Бабушка сидела в темноте, слушая дыхание внучек, которое делалось все более спокойным, ровным – все более сонным; сколько так просидела, она не знала – не было ей никакого дела до времени, но вот сон обеих сделался глубок, прочен – ей ли, вынянчившей их, было не понять это по их дыханию, – и она медленными, слабыми движениями обрала с себя плед, смяла кое-как на коленях в комок, поднялась и, держа плед под мышкой, стараясь не произвести ни малейшего шума, двинулась на кухню.
На кухне она включила свет, зажгла огонь под чайником и в ожидании, когда вода закипит, села на табуретку, вновь закутавшись в плед.
– Ну, испугались-то, когда я про смерть давеча… – проговорила она вслух негромко, глядя на трепещущие под засипевшим чайником голубовато-красные язычки пламени. На лице ее при этих словах появилась прежняя счастливо-блаженная улыбка. – Не понимают. Как належалась-то… вот уж горюшко. Да намолчалась… Как колода какая. Належаться так-то да встать – счастье какое, слов не подберешь… Долдонят все: счастье да счастье… не знают, где оно. А оно – вот оно. – Она беззвучно засмеялась и вздохнула. – Как живут-то… в страхе, как в коконе. Одна все неровней боится быть. Что подомнут ее под себя, воли ей не будет… тюрьму для себя из воли своей сделала. Другая простоты опасается, цели да смысла ищет, выдумает их – и камнем на шею себе, головы не поднять. А у той… вообще смех: от бедности шарахается, ну, как в заплатанном ходить придется?! – Она помолчала, все так же глядя на голубовато-красное пламя и незаметно для себя мелко тряся головой. – Откуда ему, счастью, быть, если всё в страхе да страхе. Из страха что, разве путное что соткешь? Живи, работай, люби да рожай, в ненависть окунуло – сумей выбраться. Вот тебе тут и воля твоя, и смысл… а бедность не порок. – Она снова посмеялась беззвучно. – Думают, счастье – все время в какой-то радости быть. Прямо пьянешенькой от нее с утра до вечера каждый день. А счастье что… если вспомнить есть что. Как любил да работал, как тебя в серный котел окунало, а ты выбрался. Умел это – вот и счастье: есть что вспомнить…

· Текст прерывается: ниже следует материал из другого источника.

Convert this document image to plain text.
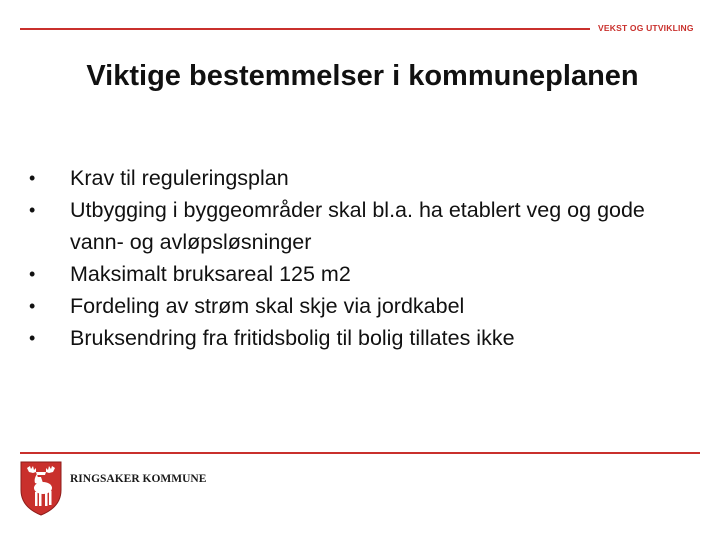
VEKST OG UTVIKLING
Viktige bestemmelser i kommuneplanen
• Krav til reguleringsplan
• Utbygging i byggeområder skal bl.a. ha etablert veg og gode vann- og avløpsløsninger
• Maksimalt bruksareal 125 m2
• Fordeling av strøm skal skje via jordkabel
• Bruksendring fra fritidsbolig til bolig tillates ikke
RINGSAKER KOMMUNE
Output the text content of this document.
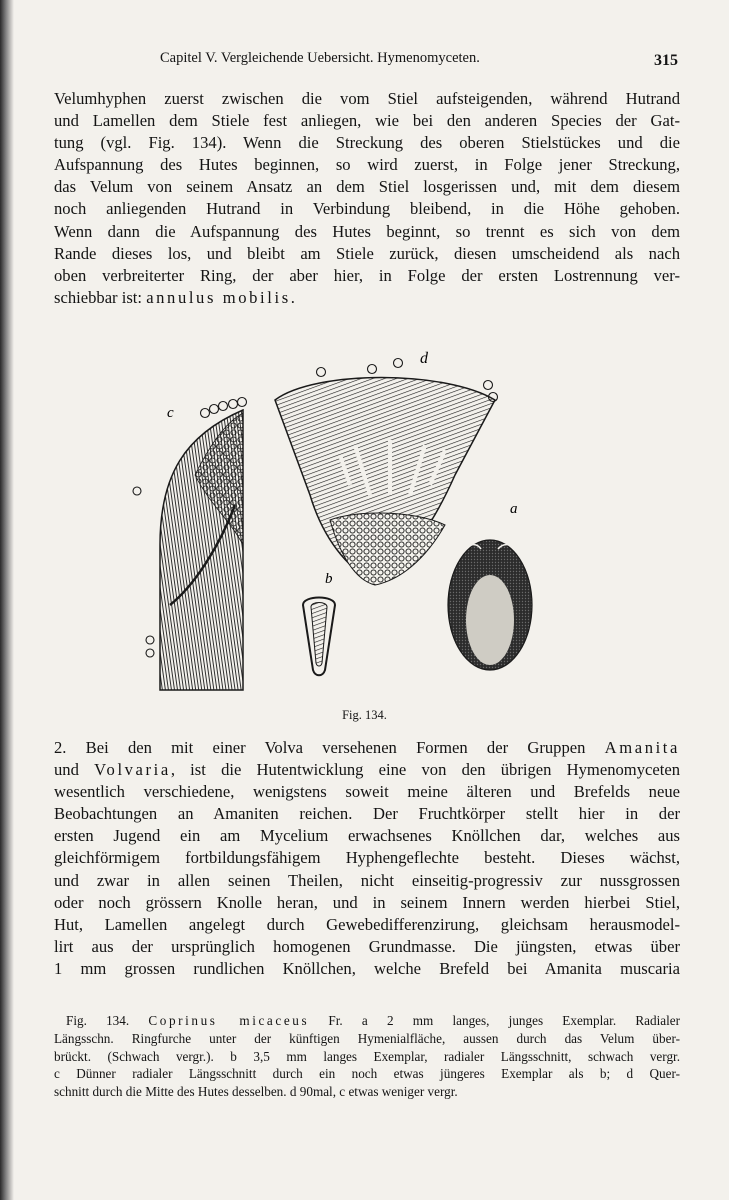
Capitel V. Vergleichende Uebersicht. Hymenomyceten.	315

Velumhyphen zuerst zwischen die vom Stiel aufsteigenden, während Hutrand
und Lamellen dem Stiele fest anliegen, wie bei den anderen Species der Gat-
tung (vgl. Fig. 134). Wenn die Streckung des oberen Stielstückes und die
Aufspannung des Hutes beginnen, so wird zuerst, in Folge jener Streckung,
das Velum von seinem Ansatz an dem Stiel losgerissen und, mit dem diesem
noch anliegenden Hutrand in Verbindung bleibend, in die Höhe gehoben.
Wenn dann die Aufspannung des Hutes beginnt, so trennt es sich von dem
Rande dieses los, und bleibt am Stiele zurück, diesen umscheidend als nach
oben verbreiterter Ring, der aber hier, in Folge der ersten Lostrennung ver-
schiebbar ist: annulus mobilis.

c
d
b
a
Fig. 134.

2. Bei den mit einer Volva versehenen Formen der Gruppen Amanita
und Volvaria, ist die Hutentwicklung eine von den übrigen Hymenomyceten
wesentlich verschiedene, wenigstens soweit meine älteren und Brefelds neue
Beobachtungen an Amaniten reichen. Der Fruchtkörper stellt hier in der
ersten Jugend ein am Mycelium erwachsenes Knöllchen dar, welches aus
gleichförmigem fortbildungsfähigem Hyphengeflechte besteht. Dieses wächst,
und zwar in allen seinen Theilen, nicht einseitig-progressiv zur nussgrossen
oder noch grössern Knolle heran, und in seinem Innern werden hierbei Stiel,
Hut, Lamellen angelegt durch Gewebedifferenzirung, gleichsam herausmodel-
lirt aus der ursprünglich homogenen Grundmasse. Die jüngsten, etwas über
1 mm grossen rundlichen Knöllchen, welche Brefeld bei Amanita muscaria

Fig. 134. Coprinus micaceus Fr. a 2 mm langes, junges Exemplar. Radialer
Längsschn. Ringfurche unter der künftigen Hymenialfläche, aussen durch das Velum über-
brückt. (Schwach vergr.). b 3,5 mm langes Exemplar, radialer Längsschnitt, schwach vergr.
c Dünner radialer Längsschnitt durch ein noch etwas jüngeres Exemplar als b; d Quer-
schnitt durch die Mitte des Hutes desselben. d 90mal, c etwas weniger vergr.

Чайник закипел, ударив из носика тугой белой струей пара, и бабушка поднялась, дотянулась до плиты, выключила газ. Не нужен ей был кипяток, не собиралась она пить никакого чая, непонятно зачем и зажигала огонь.
Она опустилась обратно на свое место и снова взяла кромки пледа руками, чтобы не распахивался на груди.